Health New Zealand says the breach of the ManageMyHealth app, used widely by GPs to organise patient data, has not affected its systems.
The country’s largest patient information portal, ManageMyHealth, confirmed on Wednesday it had identified a cyber security incident involving “unauthorised access” toits platform.
Roughly 1.8 million people are registered on the ManageMyHealth portal. The company said between 6% and 7% may be affected.
A cyber crime group claiming to have the data was demanding a $60,000 ransom by January 15.
Jason Power, Health New Zealand acting national director of planning, funding and outcomes, today said Health NZ was working closely with ManageMyHealth “and a range of government agencies to ensure all appropriate steps are being taken to manage a cyber security breach involving patient information.
The breach involved unauthorised access, affecting up to 7% of 1.8 million registered users. Photo / Dean Purcell
Power said the app was a “privately operated patient portal used by some primary care providers and is responsible for managing and securing its systems”.
“Health NZ takes any issue involving patient information very seriously and has activated its own incident management team. We are working with relevant agencies, including the National Cyber Security Centre and the Police Cyber Crime Unit, to ensure the situation is being managed appropriately.
“We are also utilising independent cyber specialist capability to provide further assurance that the vulnerabilities that led to the breach have been addressed.”

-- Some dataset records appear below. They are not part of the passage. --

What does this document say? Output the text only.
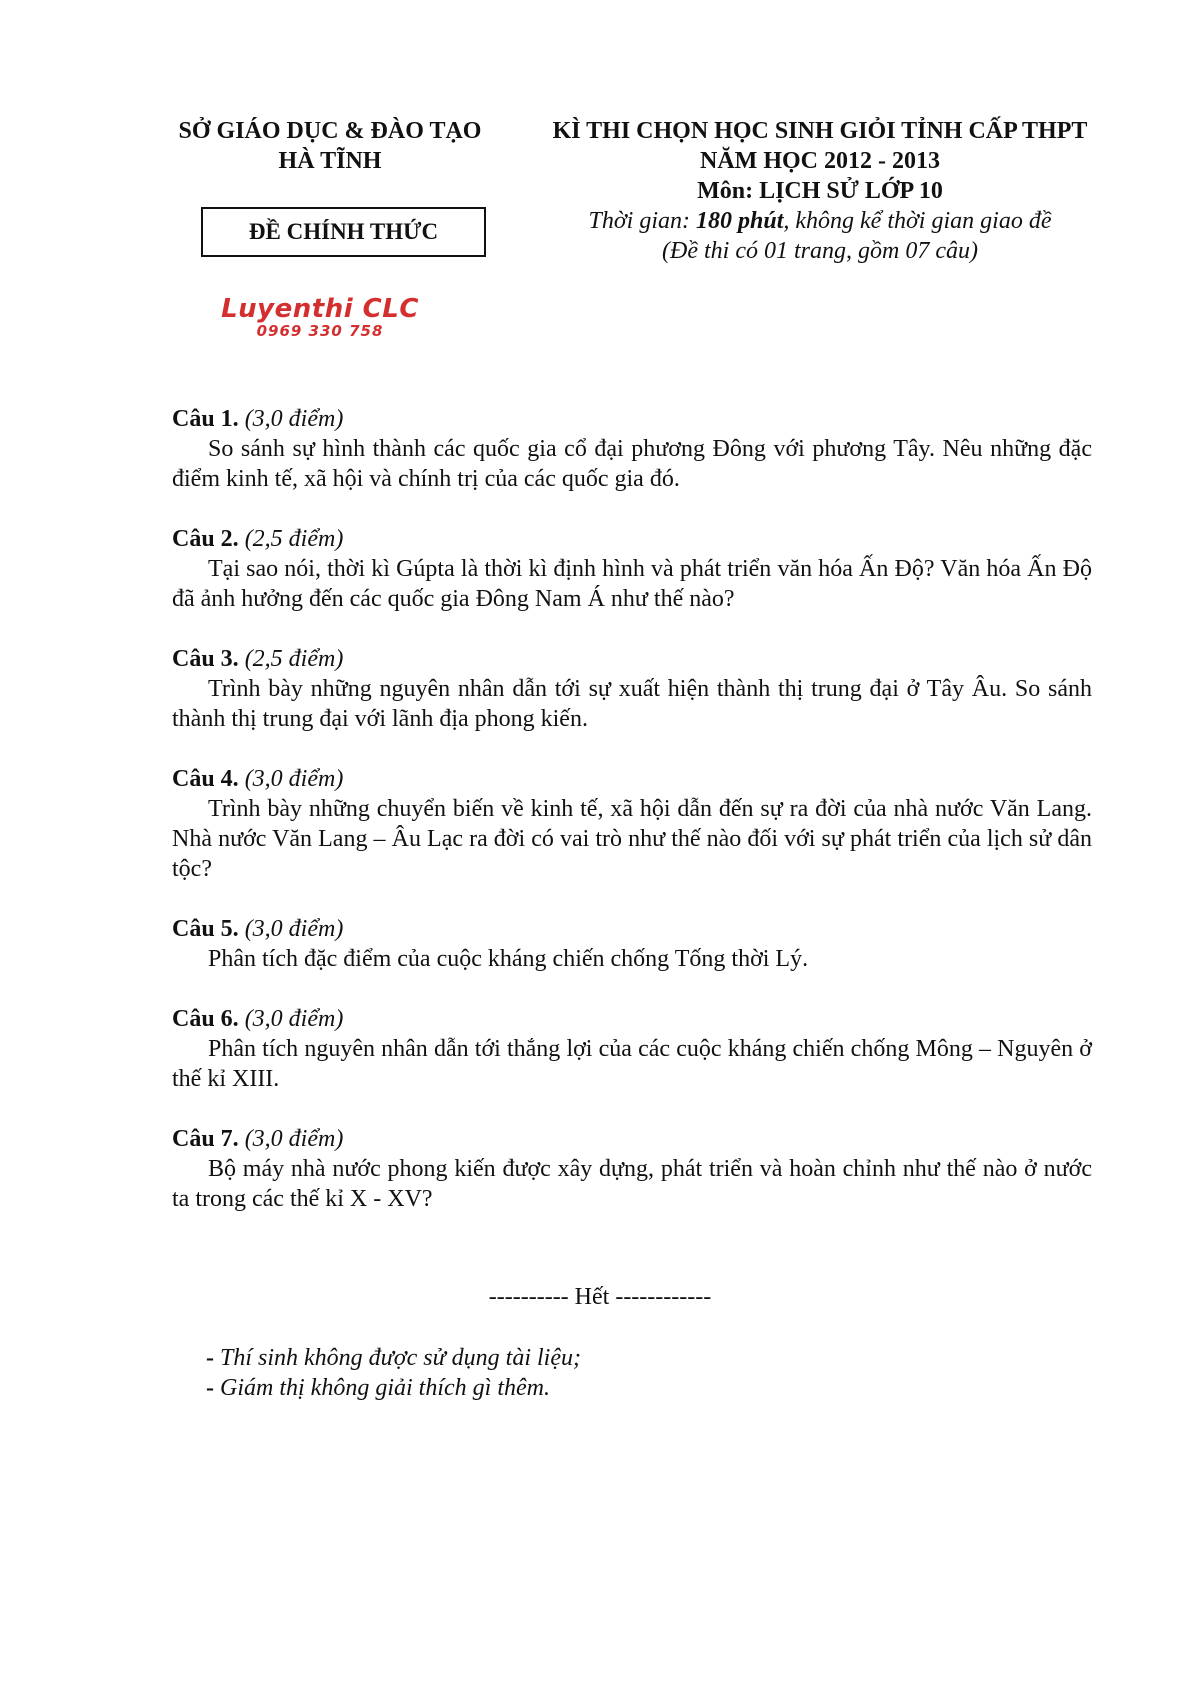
SỞ GIÁO DỤC & ĐÀO TẠO
HÀ TĨNH
ĐỀ CHÍNH THỨC
Luyenthi CLC
0969 330 758
KÌ THI CHỌN HỌC SINH GIỎI TỈNH CẤP THPT
NĂM HỌC 2012 - 2013
Môn: LỊCH SỬ LỚP 10
Thời gian: 180 phút, không kể thời gian giao đề
(Đề thi có 01 trang, gồm 07 câu)
Câu 1. (3,0 điểm)
So sánh sự hình thành các quốc gia cổ đại phương Đông với phương Tây. Nêu những đặc điểm kinh tế, xã hội và chính trị của các quốc gia đó.
Câu 2. (2,5 điểm)
Tại sao nói, thời kì Gúpta là thời kì định hình và phát triển văn hóa Ấn Độ? Văn hóa Ấn Độ đã ảnh hưởng đến các quốc gia Đông Nam Á như thế nào?
Câu 3. (2,5 điểm)
Trình bày những nguyên nhân dẫn tới sự xuất hiện thành thị trung đại ở Tây Âu. So sánh thành thị trung đại với lãnh địa phong kiến.
Câu 4. (3,0 điểm)
Trình bày những chuyển biến về kinh tế, xã hội dẫn đến sự ra đời của nhà nước Văn Lang. Nhà nước Văn Lang – Âu Lạc ra đời có vai trò như thế nào đối với sự phát triển của lịch sử dân tộc?
Câu 5. (3,0 điểm)
Phân tích đặc điểm của cuộc kháng chiến chống Tống thời Lý.
Câu 6. (3,0 điểm)
Phân tích nguyên nhân dẫn tới thắng lợi của các cuộc kháng chiến chống Mông – Nguyên ở thế kỉ XIII.
Câu 7. (3,0 điểm)
Bộ máy nhà nước phong kiến được xây dựng, phát triển và hoàn chỉnh như thế nào ở nước ta trong các thế kỉ X - XV?
---------- Hết ------------
- Thí sinh không được sử dụng tài liệu;
- Giám thị không giải thích gì thêm.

He said Health NZ would monitor progress closely, and was speaking with GP practices and others who use the app.
“There has been no impact on Health NZ systems.”
Earlier today, Health Minister Simeon Brown described the breach as concerning, but said it had no clinical impact on patient care.
“This is a concerning breach of patient data and Health NZ is working closely with ManageMyHealth to ensure it is being appropriately addressed,” he said.